Un escritor también tiene derecho a ser libre. A caminar por su escritura sin género de dudas y de ninguna clase, sin preocupaciones acerca de la estructura de la trama, de si ésta se silba igual que un estribillo o asemeja ideas para un cuento, apuntadas en un diario donde salvarse. Un escritor tiene derecho a dejar que su deseo de viento le despeine la escritura de la que disfruta sus ritmos de más, sus ritmos de menos según avanza, de las salidas de la avenida principal de la historia para entretenerse con otras posibles rutas o ensimismándose en un destello el tiempo que le parezca oportuno. Un escritor tiene derecho a hurgar en las heridas comunes de la gente, en las que esconde junto a sus miedos o a ordenar sus fantasmas y su peso, igual que si fuesen pájaros en esos cables de alta tensión o en los álamos secos en los que se posan como si fuesen notas de un pentagrama para el instrumento del aire, u hojas echando un sueño. Todas estas libertades sólo exigen un lenguaje vivo, que sea parecido a una casa en la que uno entra y quiere quedarse. Es lo que sucede -de hecho, todo lo que hasta este instante he dicho- con Isabel Bono y su 'Diario del asco'. Una novela que por el estilo, entre la poesía -de la que es una voz sensible y con personalidad al margen de tendencias-, el aforismo, la narrativa fragmentaria, y la introspección de las emociones como cromos, recuerda lo mejor de Boris Vian, de quién celebramos 'Centenario con jazz de trompeta de fondo'. Su universo cruzado por la sombra de las enfermedades, del suicidio, de la ternura, el juego, y el sentido de la vida rehén de todas las promesas de la felicidad.

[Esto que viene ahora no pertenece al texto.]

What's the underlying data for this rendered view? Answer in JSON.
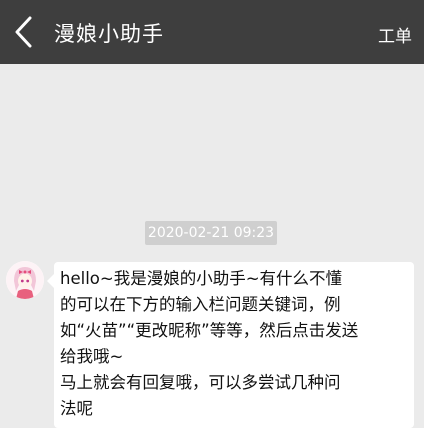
{
  "header": {
    "title": "漫娘小助手",
    "ticket_label": "工单",
    "back_icon": "chevron-left-icon"
  },
  "chat": {
    "timestamp": "2020-02-21 09:23",
    "message": {
      "lines": [
        "hello~我是漫娘的小助手~有什么不懂",
        "的可以在下方的输入栏问题关键词，例",
        "如“火苗”“更改昵称”等等，然后点击发送",
        "给我哦~",
        "马上就会有回复哦，可以多尝试几种问",
        "法呢"
      ]
    }
  },
  "colors": {
    "header_bg": "#3e3e3e",
    "chat_bg": "#ebebeb",
    "bubble_bg": "#ffffff",
    "timestamp_bg": "#cfcfcf"
  }
}
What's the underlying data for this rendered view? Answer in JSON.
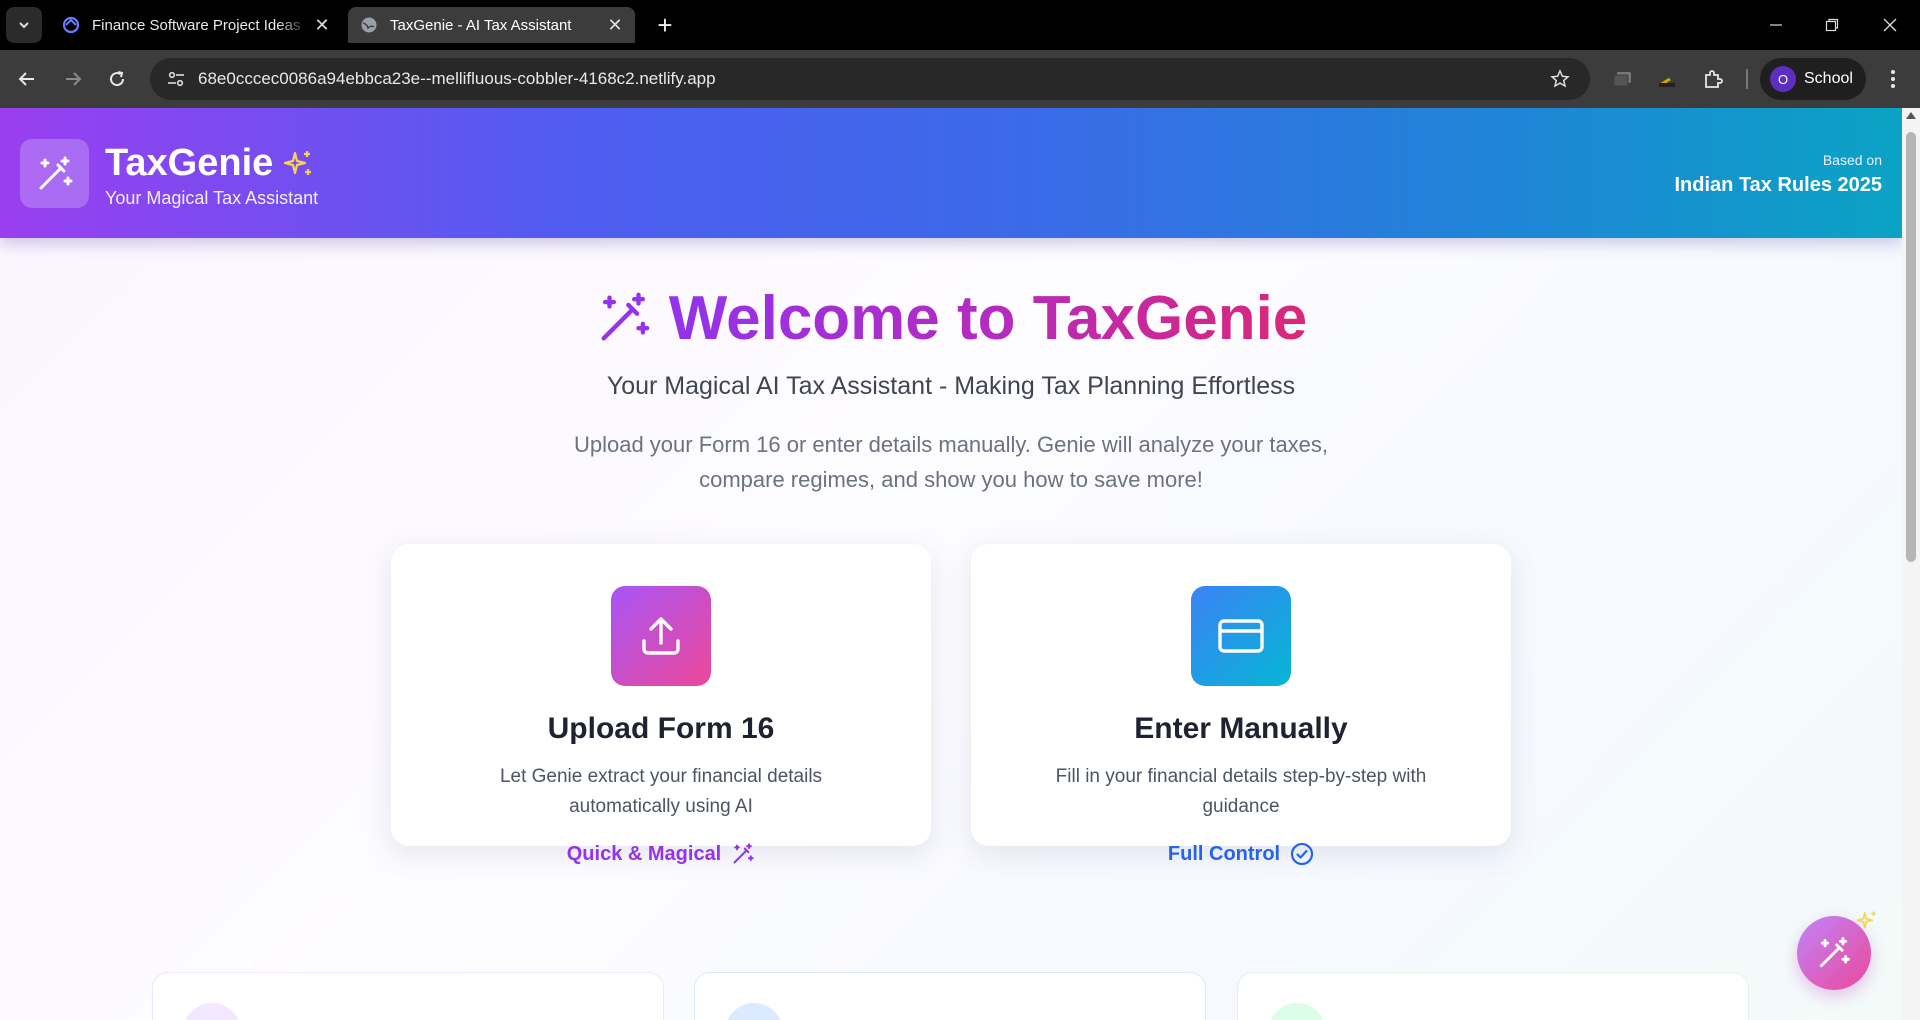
{
  "browser": {
    "tabs": [
      {
        "title": "Finance Software Project Ideas"
      },
      {
        "title": "TaxGenie - AI Tax Assistant"
      }
    ],
    "url": "68e0cccec0086a94ebbca23e--mellifluous-cobbler-4168c2.netlify.app",
    "profile": {
      "initial": "O",
      "name": "School"
    }
  },
  "header": {
    "brand": "TaxGenie",
    "tagline": "Your Magical Tax Assistant",
    "based_on_label": "Based on",
    "based_on_value": "Indian Tax Rules 2025"
  },
  "hero": {
    "title": "Welcome to TaxGenie",
    "subtitle": "Your Magical AI Tax Assistant - Making Tax Planning Effortless",
    "description": "Upload your Form 16 or enter details manually. Genie will analyze your taxes, compare regimes, and show you how to save more!"
  },
  "options": [
    {
      "title": "Upload Form 16",
      "description": "Let Genie extract your financial details automatically using AI",
      "link": "Quick & Magical",
      "icon": "upload-icon"
    },
    {
      "title": "Enter Manually",
      "description": "Fill in your financial details step-by-step with guidance",
      "link": "Full Control",
      "icon": "credit-card-icon"
    }
  ],
  "colors": {
    "header_gradient": [
      "#9a3ff0",
      "#3a6be8",
      "#0aa3c4"
    ],
    "purple_accent": "#9333ea",
    "blue_accent": "#2563eb",
    "pink_accent": "#db2777"
  }
}
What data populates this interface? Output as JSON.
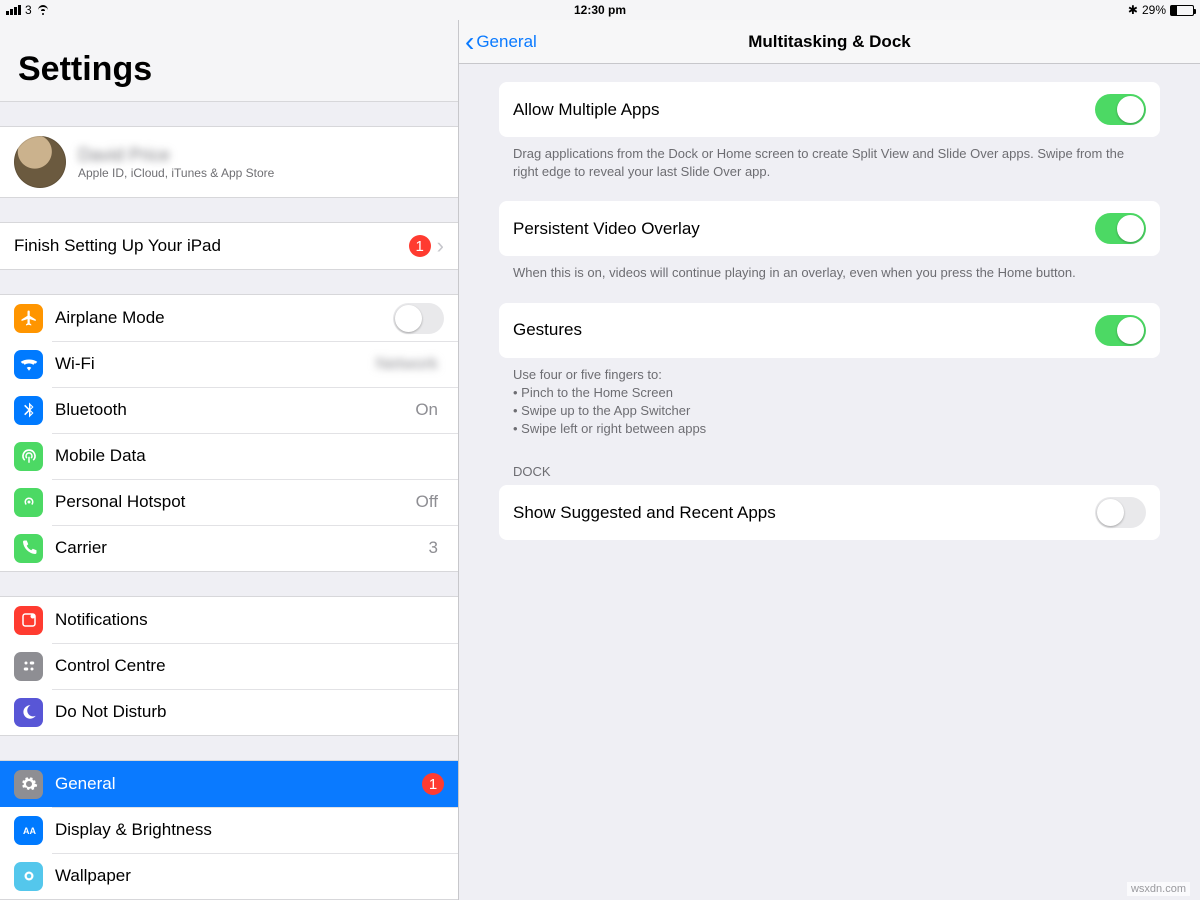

Isabel Bono narra en corto la vida de Mateo desde que se asesina fallidamente en un hotel, sin que sepamos si ha leído o no a Pavese, y vuelve a su casa con las muñecas vendadas y su odio hacia el padre y su hermano. El segundo es una ausencia con la que nunca se condujo bien entre celos y los afectos de una madre que los abandonó por la vía más rápida del balcón hacia la calle, y al primero lo combate a través de conversaciones y gestos entre las que ninguno de los dos se encuentra. Ni al otro, ni a sí mismos. Su actitud ante la vida es imaginarse un mundo vacío, mira contempla paredes, las preguntas se le escapan entre los dedos y no sabe la manera de limpiar el polvo sucio que cubre sus emociones. Tampoco conoce la mejor manera de ponerle llanto o un cascabel a la tristeza, o si es posible escapar de todo -sobre todo de su padre que cada día le salpica el desayuno con tragedias de televisión y radio- a través de la lectura y los billares. Mateo, igual que una criatura de Vian o de la Amelie de la película, sobrevive en las arenas movedizas de lo cotidiano y de las rutinas de la convivencia tirando de extrañamientos, buscándose en detalles en los que encontrar una brújula. Y en medio de su vida sin horizonte, una esposa a la que amar con simples comentarios, la imagen de Kasparov envejeciendo mal con alfil blanco; los zapatos de la gente a los que adivinarles su personalidad, y una psiquiatra con la que explorar lo que sabe y lo que no sabe. Hasta que aparece Micaela que chupa caramelos mientras se ducha, le cuenta cuentos que no se sabe si terminan y le enseña a hacer listas. Transcurre su vida sin que suceda ninguna aventura. Nada le colma. Tampoco encuentra cómo dejar de sentirse un reflejo en un escaparate de lámparas.

'Diario del asco' registra una existencia entre el desasosiego, las culpas y una soledad difícil de encajar en la de otros. Resulta amargo pero Isabel Bono lo cuenta fácil, humano, con mucho humor Buster Keaton. Y lo hace con la brillante libertad de una escritura con la que a la vida de muchos su historia sobre las pequeñas grandes cosas les hace terapia, llanto y después una esperanza. Dulce, igual que la gelatina con forma de peces rojos.